Humans are innately drawn to processed food because it is calorically dense, but are we really going to throw up our hands and blame all our health problems on biology?
The vegetable is not celebrated in America unless it’s made into a French fry dipped in sugary ketchup or some sliced tomatoes and lettuce on top of a hamburger. This is a serious problem because it means that 87 percent of Americans are not eating enough vegetables or an adequate variety of vegetables.
Some people blame availability for this national lack of interest in vegetables, citing not enough leafy greens being grown within the United States to feed everybody, or the very real ‘food deserts’ in certain urban areas where fresh produce is scarce.
But, as James McWilliams points out in the Pacific Standard, “I wrack my brain to recall the last time I’ve been in a market that did not have a vibrant display of carrots, broccoli, beans, and peppers.” I’d have to agree with him, and I shop at the most basic, no-frills supermarkets in rural Ontario where the growing season is depressingly short. There always are vegetables, even if they’re not pretty.
McWilliams points out that the problem isn’t so much lack of access to vegetables as it is an innate human addiction to density that makes it difficult to choose healthier options.
“Humans have a primal craving for density in all forms… In this respect, processed food—calorically dense and ephemerally delicious creations larded with refined starch, sugar, fat, and salt—follows the same arc of innovation that gave us nuclear energy, the internal combustion engine, and the microchip. The thing with food, though, is that we eat it. Thus density-driven progress leads not only to greater comfort, but to verifiable health problems as well.”
There is an innate paradox in the intersection of consumer culture and our human bodies. The two don’t match, which does not bode well for human health.
In a TreeHugger post several years ago, Lloyd pointed out that people instinctively go for the most calorie-laden options when they feel hungry (or, more tragically, if they have limited funds with which to purchase food for their families).
“This [25-pound] tub of lard costs about twenty-five bucks, contains 105,000 calories of food energy and 11,200 grams of saturated fat. That is enough food energy to feed a person for almost two months; a dollar buys you 4200 calories. A study quoted by Michael Pollan found that a dollar buys you 1200 calories in potato chips, but only 250 calories of carrots.”

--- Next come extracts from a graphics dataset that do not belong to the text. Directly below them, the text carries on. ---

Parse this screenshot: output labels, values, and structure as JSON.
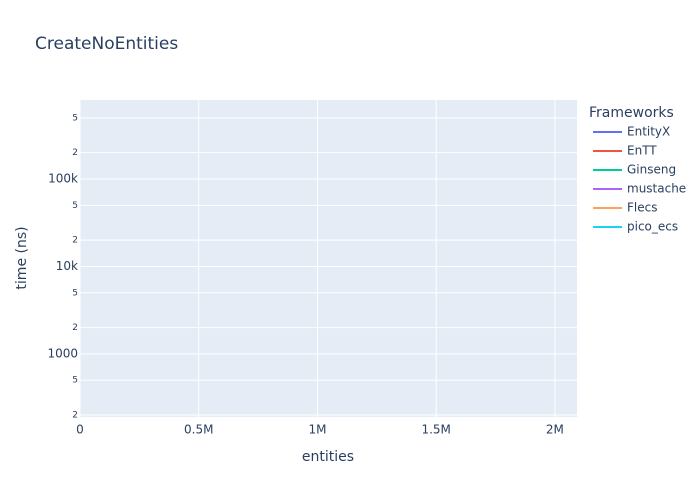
{
  "chart_data": {
    "type": "line",
    "title": "CreateNoEntities",
    "x_label": "entities",
    "y_label": "time (ns)",
    "legend_title": "Frameworks",
    "legend_position": "right",
    "x": [],
    "series": [
      {
        "name": "EntityX",
        "color": "#636efa",
        "values": []
      },
      {
        "name": "EnTT",
        "color": "#EF553B",
        "values": []
      },
      {
        "name": "Ginseng",
        "color": "#00cc96",
        "values": []
      },
      {
        "name": "mustache",
        "color": "#ab63fa",
        "values": []
      },
      {
        "name": "Flecs",
        "color": "#FFA15A",
        "values": []
      },
      {
        "name": "pico_ecs",
        "color": "#19d3f3",
        "values": []
      }
    ],
    "xlim": [
      0,
      2093000
    ],
    "xticks": [
      0,
      {
        "value": 500000,
        "label": "0.5M"
      },
      {
        "value": 1000000,
        "label": "1M"
      },
      {
        "value": 1500000,
        "label": "1.5M"
      },
      {
        "value": 2000000,
        "label": "2M"
      }
    ],
    "ylim": [
      190,
      800000
    ],
    "y_log": true,
    "yticks": [
      {
        "value": 200,
        "label": "2"
      },
      {
        "value": 500,
        "label": "5"
      },
      1000,
      {
        "value": 2000,
        "label": "2"
      },
      {
        "value": 5000,
        "label": "5"
      },
      {
        "value": 10000,
        "label": "10k"
      },
      {
        "value": 20000,
        "label": "2"
      },
      {
        "value": 50000,
        "label": "5"
      },
      {
        "value": 100000,
        "label": "100k"
      },
      {
        "value": 200000,
        "label": "2"
      },
      {
        "value": 500000,
        "label": "5"
      }
    ],
    "grid": true
  }
}
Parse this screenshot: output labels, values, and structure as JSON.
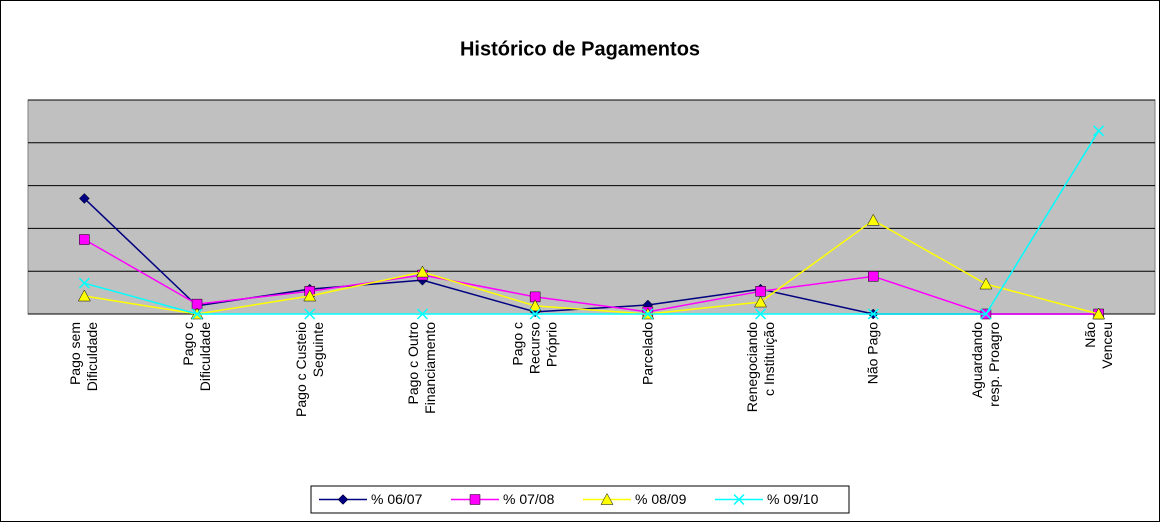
{
  "chart_data": {
    "type": "line",
    "title": "Histórico de Pagamentos",
    "categories": [
      "Pago sem\nDificuldade",
      "Pago c\nDificuldade",
      "Pago c Custeio\nSeguinte",
      "Pago c Outro\nFinanciamento",
      "Pago c\nRecurso\nPróprio",
      "Parcelado",
      "Renegociando\nc Instituição",
      "Não Pago",
      "Aguardando\nresp. Proagro",
      "Não Venceu"
    ],
    "series": [
      {
        "name": "% 06/07",
        "color": "#000080",
        "marker": "diamond",
        "values": [
          27,
          1.9,
          5.8,
          7.9,
          0.5,
          2.1,
          5.8,
          0,
          0,
          0
        ]
      },
      {
        "name": "% 07/08",
        "color": "#ff00ff",
        "marker": "square",
        "values": [
          17.4,
          2.3,
          5.3,
          9.1,
          4,
          0.5,
          5.3,
          8.8,
          0,
          0
        ]
      },
      {
        "name": "% 08/09",
        "color": "#ffff00",
        "marker": "triangle",
        "values": [
          4.2,
          0,
          4.2,
          9.8,
          1.9,
          0,
          2.8,
          21.9,
          7,
          0
        ]
      },
      {
        "name": "% 09/10",
        "color": "#00ffff",
        "marker": "x",
        "values": [
          7.2,
          0,
          0,
          0,
          0,
          0,
          0,
          0,
          0,
          42.8
        ]
      }
    ],
    "ylim": [
      0,
      50
    ],
    "yticks": [
      0,
      10,
      20,
      30,
      40,
      50
    ],
    "grid": true,
    "legend": "bottom"
  }
}
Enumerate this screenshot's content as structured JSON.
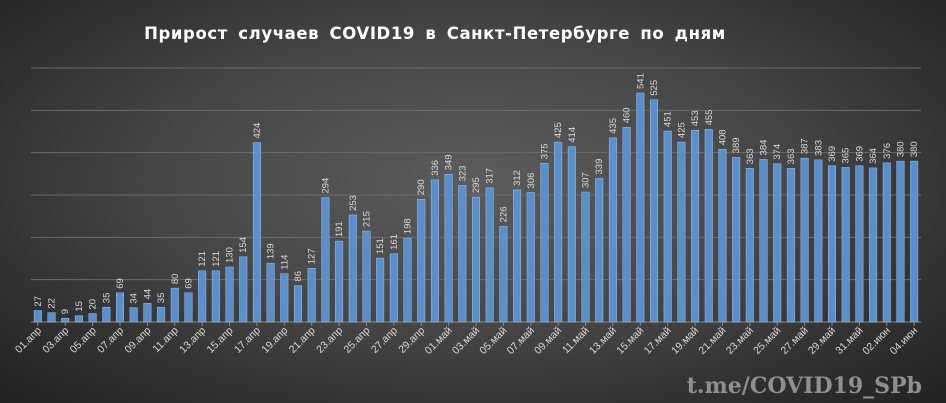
{
  "chart_data": {
    "type": "bar",
    "title": "Прирост случаев COVID19 в Санкт-Петербурге по дням",
    "watermark": "t.me/COVID19_SPb",
    "colors": {
      "bar": "#5b8fcb",
      "background": "#474747",
      "text": "#ffffff"
    },
    "grid": true,
    "ylim": [
      0,
      600
    ],
    "categories": [
      "01.апр",
      "02.апр",
      "03.апр",
      "04.апр",
      "05.апр",
      "06.апр",
      "07.апр",
      "08.апр",
      "09.апр",
      "10.апр",
      "11.апр",
      "12.апр",
      "13.апр",
      "14.апр",
      "15.апр",
      "16.апр",
      "17.апр",
      "18.апр",
      "19.апр",
      "20.апр",
      "21.апр",
      "22.апр",
      "23.апр",
      "24.апр",
      "25.апр",
      "26.апр",
      "27.апр",
      "28.апр",
      "29.апр",
      "30.апр",
      "01.май",
      "02.май",
      "03.май",
      "04.май",
      "05.май",
      "06.май",
      "07.май",
      "08.май",
      "09.май",
      "10.май",
      "11.май",
      "12.май",
      "13.май",
      "14.май",
      "15.май",
      "16.май",
      "17.май",
      "18.май",
      "19.май",
      "20.май",
      "21.май",
      "22.май",
      "23.май",
      "24.май",
      "25.май",
      "26.май",
      "27.май",
      "28.май",
      "29.май",
      "30.май",
      "31.май",
      "01.июн",
      "02.июн",
      "03.июн",
      "04.июн"
    ],
    "tick_labels": [
      "01.апр",
      "03.апр",
      "05.апр",
      "07.апр",
      "09.апр",
      "11.апр",
      "13.апр",
      "15.апр",
      "17.апр",
      "19.апр",
      "21.апр",
      "23.апр",
      "25.апр",
      "27.апр",
      "29.апр",
      "01.май",
      "03.май",
      "05.май",
      "07.май",
      "09.май",
      "11.май",
      "13.май",
      "15.май",
      "17.май",
      "19.май",
      "21.май",
      "23.май",
      "25.май",
      "27.май",
      "29.май",
      "31.май",
      "02.июн",
      "04.июн"
    ],
    "values": [
      27,
      22,
      9,
      15,
      20,
      35,
      69,
      34,
      44,
      35,
      80,
      69,
      121,
      121,
      130,
      154,
      424,
      139,
      114,
      86,
      127,
      294,
      191,
      253,
      215,
      151,
      161,
      198,
      290,
      336,
      349,
      323,
      295,
      317,
      226,
      312,
      306,
      375,
      425,
      414,
      307,
      339,
      435,
      460,
      541,
      525,
      451,
      425,
      453,
      455,
      408,
      389,
      363,
      384,
      374,
      363,
      387,
      383,
      369,
      365,
      369,
      364,
      376,
      380,
      380
    ]
  }
}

While I understand that it’s difficult to override biology, I don’t agree with McWilliam that “eating a healthy diet today is about as difficult as learning to write with the opposite hand.” It’s also about habit and instilling an appreciation for fresh, nutritious, and clean-tasting vegetables in children from a young age. I love the occasional bowl of potato chips, but that doesn’t make me appreciate oven-roasted carrots any less. There’s a time and place for both.
It all boils down to educating a child’s palate, primarily at home, but also at school if need be (much as the French do with their national lunch program that introduces all foods, including stinky cheeses, to preschoolers). Humans can be taught to love vegetables as much as calorie-dense foods. I know because I am one of them.